大人の女性の旅は、始まりから終わりまで、ひとつのドラマのようにエレガントでありたいもの。

旅の荷造りをするときは、普段着を削ってでも、自分のテンションをあげてくれるドレスやフォーマルに使える着物を持っていきましょう。旅先では、ツーリストスタイルからドレスに着替えたとたん、ムービースターの気分になれるのです。

旅先ではフォーマルウェアを用意

ドレスの裾をなびかせて、ビーチを散歩したり、花咲き乱れるガーデンで写真を撮ったりしていると、旅が自分のバックグラウンドであるかのような一体感を味わうことができるでしょう。

また、クルーズやオペラ鑑賞、格式あるレストランでのディナーなどでは、ドレスコードはフォーマルです。旅でこういうシーンに遭遇するのも、大人の旅ならではですが、そういうときは、日本人としてぜひ着物を着てほしいと思います。

というと、荷物が増えて大変そう......と思われるかもしれませんが、ドレスはシンプルでパットやレースが何段も付いている物でなければ、そんなにかさ張りません。私は着物同様、畳むとフラットになるチャイナドレスを持っていくこともあります。

着物は事前に着付けの予行練習を

また、着物とその備品は、あれもこれもとなったらキリがありません。最小限の荷造りで済むよう、着物を持っていくとなったら、事前に一度家で着付けの予行演習をおすすめします。
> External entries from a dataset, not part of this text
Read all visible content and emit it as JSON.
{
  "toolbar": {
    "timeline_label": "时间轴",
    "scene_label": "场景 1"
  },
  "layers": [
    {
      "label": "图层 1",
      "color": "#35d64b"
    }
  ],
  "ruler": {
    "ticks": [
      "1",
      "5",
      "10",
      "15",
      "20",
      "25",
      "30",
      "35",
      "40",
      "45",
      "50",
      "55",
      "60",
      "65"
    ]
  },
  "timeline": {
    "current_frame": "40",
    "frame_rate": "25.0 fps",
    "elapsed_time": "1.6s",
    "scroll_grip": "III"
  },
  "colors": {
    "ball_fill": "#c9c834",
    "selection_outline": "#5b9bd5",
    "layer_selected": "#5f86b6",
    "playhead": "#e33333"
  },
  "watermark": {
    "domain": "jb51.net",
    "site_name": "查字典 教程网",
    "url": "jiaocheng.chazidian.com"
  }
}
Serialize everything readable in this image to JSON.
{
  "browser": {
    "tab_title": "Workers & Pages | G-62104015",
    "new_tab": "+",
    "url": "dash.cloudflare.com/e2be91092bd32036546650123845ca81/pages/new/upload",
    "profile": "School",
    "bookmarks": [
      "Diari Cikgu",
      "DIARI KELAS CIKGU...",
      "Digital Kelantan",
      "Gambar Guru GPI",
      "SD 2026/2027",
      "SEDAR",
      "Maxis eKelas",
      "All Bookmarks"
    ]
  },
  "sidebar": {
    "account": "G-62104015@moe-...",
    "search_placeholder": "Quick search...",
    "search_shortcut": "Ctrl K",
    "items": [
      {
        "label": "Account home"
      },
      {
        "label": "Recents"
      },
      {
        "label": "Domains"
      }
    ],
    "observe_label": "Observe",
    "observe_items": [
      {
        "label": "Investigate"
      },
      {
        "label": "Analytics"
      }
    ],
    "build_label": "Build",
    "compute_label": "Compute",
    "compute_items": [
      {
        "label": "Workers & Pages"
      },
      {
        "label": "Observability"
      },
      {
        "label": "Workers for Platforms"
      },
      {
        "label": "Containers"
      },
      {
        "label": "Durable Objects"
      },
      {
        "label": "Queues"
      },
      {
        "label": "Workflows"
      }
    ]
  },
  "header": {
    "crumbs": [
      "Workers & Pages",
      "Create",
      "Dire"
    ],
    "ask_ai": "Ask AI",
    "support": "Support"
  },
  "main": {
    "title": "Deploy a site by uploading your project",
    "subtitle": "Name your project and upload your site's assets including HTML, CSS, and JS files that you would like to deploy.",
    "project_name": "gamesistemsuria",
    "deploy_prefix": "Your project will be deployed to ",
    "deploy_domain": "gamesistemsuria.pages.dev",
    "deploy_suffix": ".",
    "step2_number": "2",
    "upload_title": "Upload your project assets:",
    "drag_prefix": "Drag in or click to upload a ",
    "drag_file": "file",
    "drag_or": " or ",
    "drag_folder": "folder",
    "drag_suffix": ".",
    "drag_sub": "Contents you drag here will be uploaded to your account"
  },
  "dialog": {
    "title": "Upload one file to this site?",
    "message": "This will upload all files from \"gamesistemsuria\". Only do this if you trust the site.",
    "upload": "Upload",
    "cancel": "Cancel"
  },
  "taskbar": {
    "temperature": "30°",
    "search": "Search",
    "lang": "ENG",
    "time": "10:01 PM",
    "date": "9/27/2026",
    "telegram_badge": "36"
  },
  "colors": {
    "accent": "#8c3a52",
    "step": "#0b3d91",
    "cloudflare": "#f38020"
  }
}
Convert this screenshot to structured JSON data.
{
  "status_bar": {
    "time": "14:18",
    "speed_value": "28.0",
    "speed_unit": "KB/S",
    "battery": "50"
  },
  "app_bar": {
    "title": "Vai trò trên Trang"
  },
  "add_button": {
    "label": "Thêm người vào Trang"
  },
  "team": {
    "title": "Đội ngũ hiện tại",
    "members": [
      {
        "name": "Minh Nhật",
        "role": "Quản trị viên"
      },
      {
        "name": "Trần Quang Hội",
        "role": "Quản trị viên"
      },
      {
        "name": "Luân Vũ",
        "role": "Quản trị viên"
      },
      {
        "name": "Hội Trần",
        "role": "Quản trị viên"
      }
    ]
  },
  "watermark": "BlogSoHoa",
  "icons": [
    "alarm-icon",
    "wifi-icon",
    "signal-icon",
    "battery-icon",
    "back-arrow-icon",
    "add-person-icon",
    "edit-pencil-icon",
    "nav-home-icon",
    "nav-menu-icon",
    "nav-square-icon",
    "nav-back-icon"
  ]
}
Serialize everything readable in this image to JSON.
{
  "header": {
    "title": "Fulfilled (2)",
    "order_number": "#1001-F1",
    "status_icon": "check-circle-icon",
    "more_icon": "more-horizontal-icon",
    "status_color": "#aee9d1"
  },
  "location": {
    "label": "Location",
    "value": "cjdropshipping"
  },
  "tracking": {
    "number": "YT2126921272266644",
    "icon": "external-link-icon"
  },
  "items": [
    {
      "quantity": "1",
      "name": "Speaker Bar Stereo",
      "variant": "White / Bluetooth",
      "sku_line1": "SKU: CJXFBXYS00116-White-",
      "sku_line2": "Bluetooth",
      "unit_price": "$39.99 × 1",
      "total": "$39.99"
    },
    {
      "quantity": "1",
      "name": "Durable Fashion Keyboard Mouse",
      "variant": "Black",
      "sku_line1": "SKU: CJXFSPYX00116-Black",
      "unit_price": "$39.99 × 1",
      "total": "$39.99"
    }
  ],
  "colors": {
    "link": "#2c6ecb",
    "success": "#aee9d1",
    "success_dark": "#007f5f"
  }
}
予行演習は、ヘアセットも含めて時間を計りながらします。そうすると自分がそれを着るのにかかる時間がわかるでしょう。かつて私の家は料亭をしていて、店に出るときはもちろん着物。

いちいち美容院にも行っていられず、見よう見まねで自分でセットしていましたが、段取りにつまづくと1時間以上かかることもありました。

旅先での時短着付けのポイントは、

・ヘアメイクは、髪の内側に入れる毛束とポニーテール型(ウェーブがかかったものが便利)のヘアピースを準備。ヘアピースは和装のときは丸めて使い、洋装のときは長いまま使います。ヘアメイクは、早い時間からできるのであれば先にしておきます。それだけで着付けの時間が短縮できます。

・観光などから戻ってすぐ着付けにかかると汗が引かず着付けにくいので、身体を冷やしてから着ます。そのために着付けにかかる時間は最低でも1時間は取ってほしいもの。

・日本サイズの浴用タオルは2、3本持っていって体型補正用に。このサイズのタオルが海外にはないのでかならず持参。

・足袋は、靴下のように簡単にはけるものが便利。

・身体の凹凸があると着崩れるので、胸は和装ブラかチューブトップでフラットに。

・ショーツはビキニタイプを。トイレのときに楽です。

・着付けの最中は、かがむと着崩れるので、必要な物は机やベッドの上に置く。

・帯は、絶対付け帯に。簡単だし、締め付けないので食事をしても苦しくなりません。

・着物と帯の間に浴用タオルを挟むと、着崩れが防げます。

・後ろ姿確認のため、大きめのメイクミラーがあると便利。
(私は、スーツケース縦幅サイズの、割れない姿見を旅に持ち歩いています)

着物で歩くと、海外では老若男女が顔をほころばせて、「ビューティフル!」と声をかけてくれます。

また、レストランでは良い席に通されたり、色々な人が「一緒に写真撮って!」と寄って来たりで、ちょっとしたスター気分にもなれます。日本では、着物で街を歩いたってここまでのリアクションはありません。

また、自分のことを褒められたとき、日本だと「それほどでもないよ〜」と謙遜しがちですが、海外でそれは通用しません。褒められたら、しれっと「サンキュー」と言えば良いのです。

旅先でのドレスアップは、旅の感動を倍増させてくれるだけでなく、着物などを通じて日本の文化を広めるきっかけにもなります。

この先のイベントシーズン、海外に出掛ける方は、煩わしくとも荷物にドレスや着物を持参して、素敵な旅のドラマを綴ってくださいね。